After this exercise was done, they evaluated our artwork. My Indonesian classmate had drawn a tree with all different colors of leaves next to a park bench on a sunny day. They told her, "Oh, this is a beautiful picture! You have a very bright personality because you used all these different colors blah blah blah. Normally, people who only pick one color are a little bit dull. They are usually under a lot of stress, especially if they choose black." It was then that I looked at mine; I had drawn the whole thing in black. When they asked for my paper, I lifted it up like a 5 year old boy holding up the cookie that he was caught stealing. I disguised my apparent stressful/dull personality with my award winning copy-written Joseph Lee signature smile.

The next activity we did involved looking at different pictures of objects, picking 2, and making a story involving those 2 pictures. A pretty good language practicing exercise I guess. Involves creating and presentation in a different language. I was determined to do better this time. I would show them just how creative I was. There were 2 animals among the pictures we could select: a cat and a snake. I chose them thinking that I could come up with a decent fable. Unfortunately, we were then supposed to draw the 2 items we chose. Drawing animals: my worst nightmare. I thought the story I came up with was decent though. I created a fable of a cat and snake playing together one day when they saw a mouse. The then started fighting each other because both of them wanted to eat the mouse. In the end, the mouse got away because they worked against each other. Moral of the story: it is better to work together to achieve your goals.

After I told this to the person inspecting our work, I was rather proud of myself. Not only did I say it in Korean, I also made it up on the spot. After I patted myself on the back for a job well done, the Korean "inspector" followed up with "Joe, are you under a lot of stress right now? Normally stories involving fighting are caused by people under stress. You should probably go back home and rest a little bit blah blah blah." I guess I just come off as a stressed dude. Maybe next time, I'll write a story about a stressed guy that came to a language event, was told too many times he was stressed out, snapped, and wreaked havoc on the event. I can only imagine what they would say to that.

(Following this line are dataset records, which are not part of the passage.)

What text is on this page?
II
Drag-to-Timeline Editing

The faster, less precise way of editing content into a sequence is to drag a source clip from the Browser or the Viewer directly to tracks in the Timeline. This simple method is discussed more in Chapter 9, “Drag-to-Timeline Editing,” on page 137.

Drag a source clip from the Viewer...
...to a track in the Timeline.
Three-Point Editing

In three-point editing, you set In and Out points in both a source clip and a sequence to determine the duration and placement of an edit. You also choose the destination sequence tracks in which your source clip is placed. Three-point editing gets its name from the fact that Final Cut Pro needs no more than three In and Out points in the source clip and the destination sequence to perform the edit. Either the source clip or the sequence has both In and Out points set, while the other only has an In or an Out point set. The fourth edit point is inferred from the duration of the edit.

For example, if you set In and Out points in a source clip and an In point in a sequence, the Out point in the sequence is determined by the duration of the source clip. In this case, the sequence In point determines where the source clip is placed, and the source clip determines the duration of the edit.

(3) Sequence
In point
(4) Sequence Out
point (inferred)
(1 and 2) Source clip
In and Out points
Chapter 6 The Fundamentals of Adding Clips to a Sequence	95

On a final note, I went over to my cousin's house last night and made real American brownies. Like from the Betty Crocker box mix kind of brownies. (Not sure what brand it was, but I remember seeing the box and recognizing it as an American brand name.) I currently am in possession of these brownies cause my cousin happens to be awesome and sent most of them home with me. This is literally the first American dessert I've had in almost a year! I'm so excited, so I'm gonna stop writing now and start enjoying this delicious chocolaty goodness with some ice cold milk! You now have permission to be jealous. If you want to, also feel free to grab a piece of blue paper and draw in only black to let your subconscious express itself.